We recognise that life in a communal setting and the need to accept help with personal tasks are inherently invasive of a service user’s ability to enjoy the pleasure of being alone and undisturbed. We, therefore, strive to retain as much privacy as possible for our clients in the following ways.

  1. Giving help in intimate situations as discreetly as possible.
  2. Within reason helping clients to furnish and equip their rooms in their own style and to use them as much as they wish for leisure, meals and entertaining.
  3. Providing locks on clients’ storage space, bedrooms to allow them the choice at times not to be interrupted.
  4. Guaranteeing clients’ privacy when using the telephone if fitted in their room, opening and reading post and communicating with friends, relatives or advisors.
  5. Ensuring the confidentiality of information the service holds about clients.

DIGNITY:

Disabilities quickly undermine dignity, so we try to preserve respect for our clients in the following ways.

  1. Treating each person as a special and valued individual.
  2. Helping clients to present themselves to others as they would wish through their own clothing and their personal appearance.
  3. Offering a range of activities which enables each client to express themselves as an individual.

INDEPENDENCE:

We are aware that our clients have given up a good deal of their independence in entering a group living situation. We will try to encourage individual independence in the following ways.
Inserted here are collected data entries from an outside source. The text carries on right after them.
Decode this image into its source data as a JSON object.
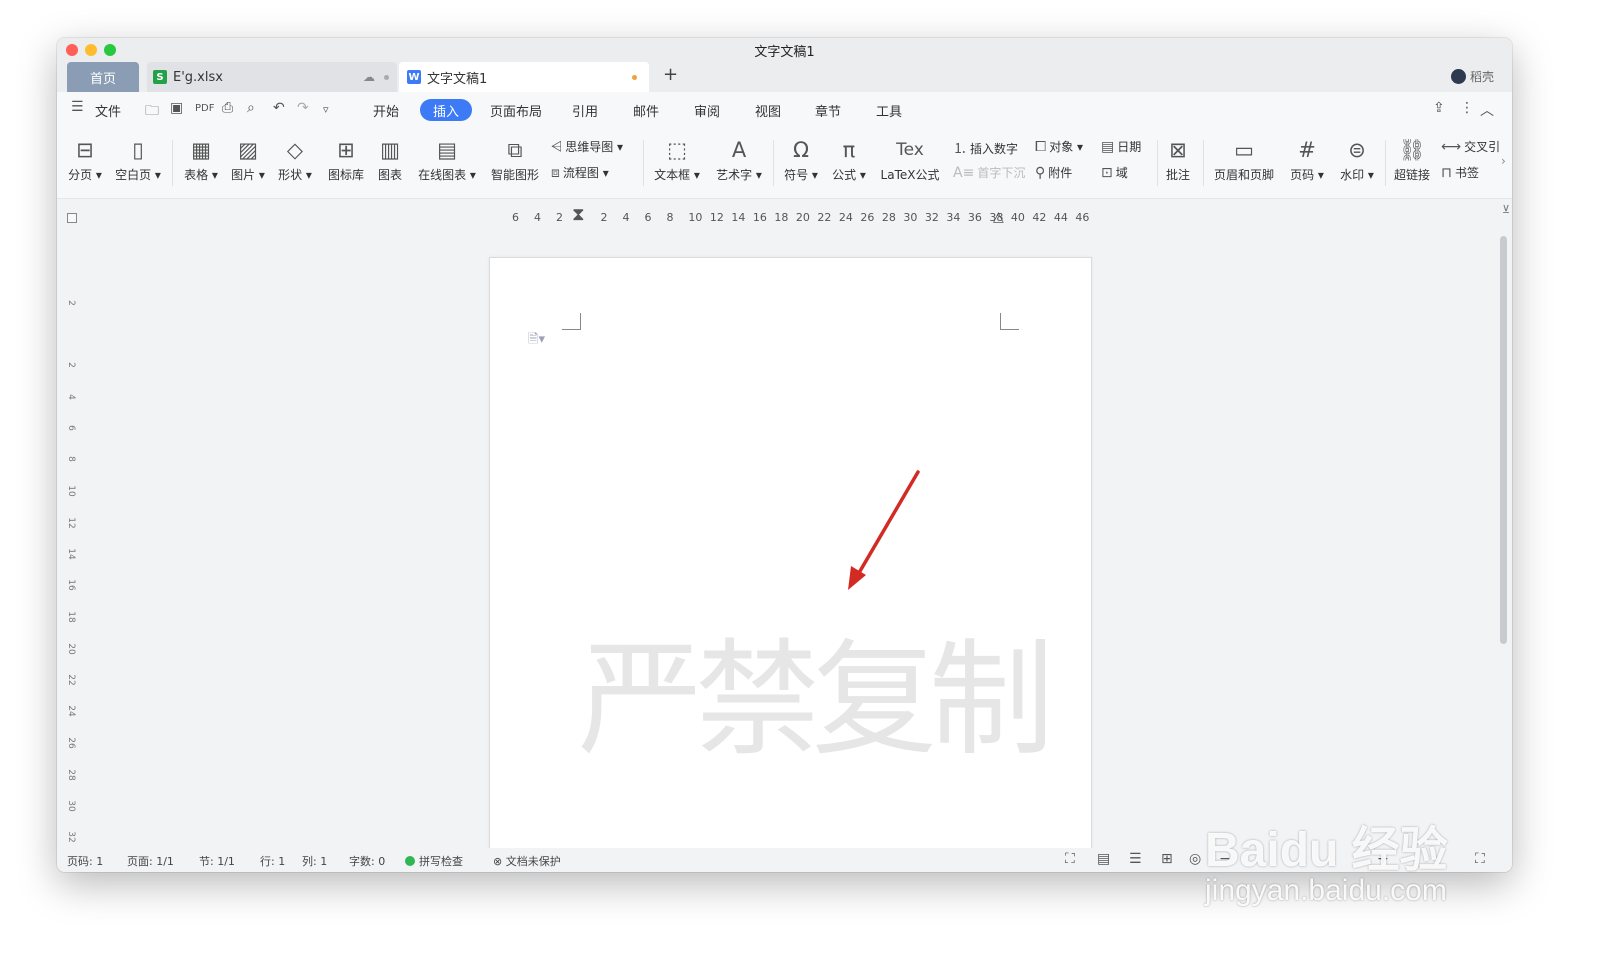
{
  "window": {
    "title": "文字文稿1"
  },
  "tabs": {
    "home": "首页",
    "xlsx": "E'g.xlsx",
    "doc": "文字文稿1",
    "plus": "+",
    "user": "稻壳"
  },
  "menu": {
    "file": "文件",
    "items": [
      "开始",
      "插入",
      "页面布局",
      "引用",
      "邮件",
      "审阅",
      "视图",
      "章节",
      "工具"
    ]
  },
  "ribbon": {
    "page_break": "分页",
    "blank_page": "空白页",
    "table": "表格",
    "picture": "图片",
    "shape": "形状",
    "icon_lib": "图标库",
    "chart": "图表",
    "online_chart": "在线图表",
    "smart_shape": "智能图形",
    "mind_map": "思维导图",
    "flowchart": "流程图",
    "textbox": "文本框",
    "wordart": "艺术字",
    "symbol": "符号",
    "formula": "公式",
    "latex_icon": "Tex",
    "latex": "LaTeX公式",
    "insert_number": "插入数字",
    "drop_cap": "首字下沉",
    "object": "对象",
    "attachment": "附件",
    "date": "日期",
    "field": "域",
    "comment": "批注",
    "header_footer": "页眉和页脚",
    "page_number": "页码",
    "watermark": "水印",
    "hyperlink": "超链接",
    "cross_ref": "交叉引",
    "bookmark": "书签"
  },
  "ruler": {
    "numbers": "6  4  2     2  4  6  8  10 12 14 16 18 20 22 24 26 28 30 32 34 36 38 40 42 44 46",
    "vertical": [
      "2",
      "2",
      "4",
      "6",
      "8",
      "10",
      "12",
      "14",
      "16",
      "18",
      "20",
      "22",
      "24",
      "26",
      "28",
      "30",
      "32"
    ]
  },
  "document": {
    "watermark_text": "严禁复制"
  },
  "status": {
    "page_num": "页码: 1",
    "pages": "页面: 1/1",
    "section": "节: 1/1",
    "row": "行: 1",
    "col": "列: 1",
    "word_count": "字数: 0",
    "spell_check": "拼写检查",
    "protect": "文档未保护"
  },
  "overlay": {
    "brand": "Baidu 经验",
    "url": "jingyan.baidu.com"
  },
  "colors": {
    "accent": "#3d7bf6",
    "arrow": "#d42a24",
    "watermark": "#e6e6e6",
    "spell_ok": "#31b654"
  }
}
  1. Providing as tactfully as possible human or technical assistance when it is needed.
  2. Maximising the abilities our clients retain for self-care, for independent interaction with others, and for carrying out the tasks of daily living unaided.
  3. Helping them take reasonable and fully thought-out risks.
  4. Encouraging clients to have access to and contribute to the records of their own care.

SECURITY:

  1. Offering assistance with tasks and in situations, which would otherwise be perilous for clients.
  2. Avoiding as far as possible the dangers especially common among older people, notably the risk of falling. But keeping their independence in mind.
  3. With our best efforts to protect clients from all forms of abuse and all possible abusers.
  4. Providing readily accessible channels for dealing with complaints by clients.
  5. Creating an atmosphere in the home which clients experience as open, positive and inclusive.